This book kind of called to me in a used book sale I was strolling through back in October. The promise of stage intrigue, English locations, and even some friendly skewering of academia, college professors and administrators in particular was a draw to me that did not disappoint...for the first ten chapters or so.
Yet after that I began to ask here and there where exactly the author was headed. By the halfway point, the book became guilty of providing too much of a good thing, if you will.
As an actor, Anglophile of sorts, and critic of higher education, I did enjoy the initial references to and satire of all three. Yet more of that piled on top of more, stereotypical character eased into another stereotypical character, and friendly lampooning became repetitive, and then overwhelming at times. It was done with too many characters, far too often, along way too many side roads for the story to hold up.
My quick estimation was that about 10 of the characters and at least three of the incidents in the novel were entirely superfluous, save for the opportunities it afforded the author to satirize something. But no sooner have we gotten to know characters like Jorvelle Wakefield and Steve Weiner than they essentially vanish entirely from the novel, save but a brief mention here and there-including a highly predictable and equally unnecessary final chapter that mentioned, almost in passing, where every character ended up...no matter how small their presence was in the actual story. Who cares?
Not I, after spending 100 pages with people who are then nothing more than a footnote for the remaining 200+ pages. Yet the book ends as though we fell in love with people that really had no time to make an impact.
Bogging things down even more were totally unrelated subplots that were neither entertaining in their own right, nor illustrative of the actual plot. There was, I maintain, not a single thing added to this novel for so much as a moment, by anything having to do with Dean Tupper. (Again, except for a chance to lampoon a football has-been turned bureaucrat.)
I had to put this book down for a few weeks, because I was moving to a new house. But even then, it had been slowing down quite a bit before I stopped, and it took some doing to pick it back up again. Like eating an entire cake on one's own in one sitting, what could have been sweet flavoring for a meal ended up being entirely too much of a good thing.

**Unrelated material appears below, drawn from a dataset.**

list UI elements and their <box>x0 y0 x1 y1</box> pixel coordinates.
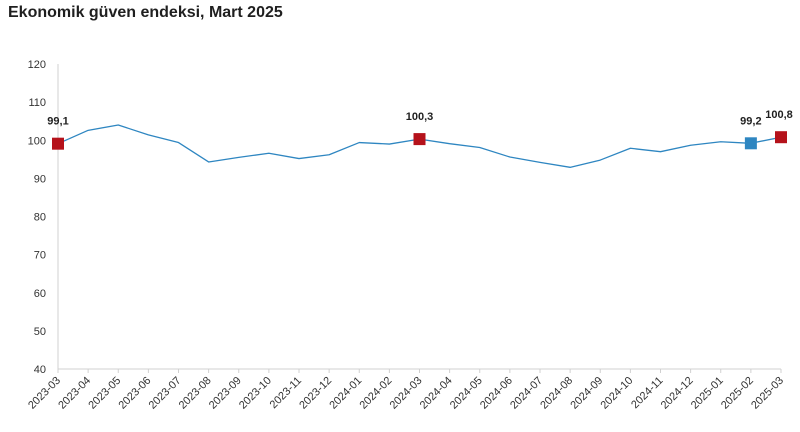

By the time Foolscap realizes it needs to end the self-indulgent, quasi-literary dalliances it has established over the previous 200 pages, the raison-detre of the book, the forgery, is given the shortest possible shrift. Sentences started to open with phrases such as, "Three months later," or "two years later". This was disappointing, having spent virtually every painstaking moment with every person at Cavendish over a three month period in the first half of the book.
Oddly enough, I enjoyed the Epilogue the most. There the author captures the essence of the beautiful lunacy that is being both a writer and an actor. A glorious mood he strikes but for mere moments throughout the work, but which the jacket seemed to indicate would be present throughout. I admire the message, and the obvious passion with which the author pursued it (eventually). But due to one too many stereotypes, academic references, set pieces, and plain digressions, I can't recommend the book. I think the man who wrote it would probably be more fun to talk to about theatre and writing, than reading his novel that is allegedly about characters doing the same.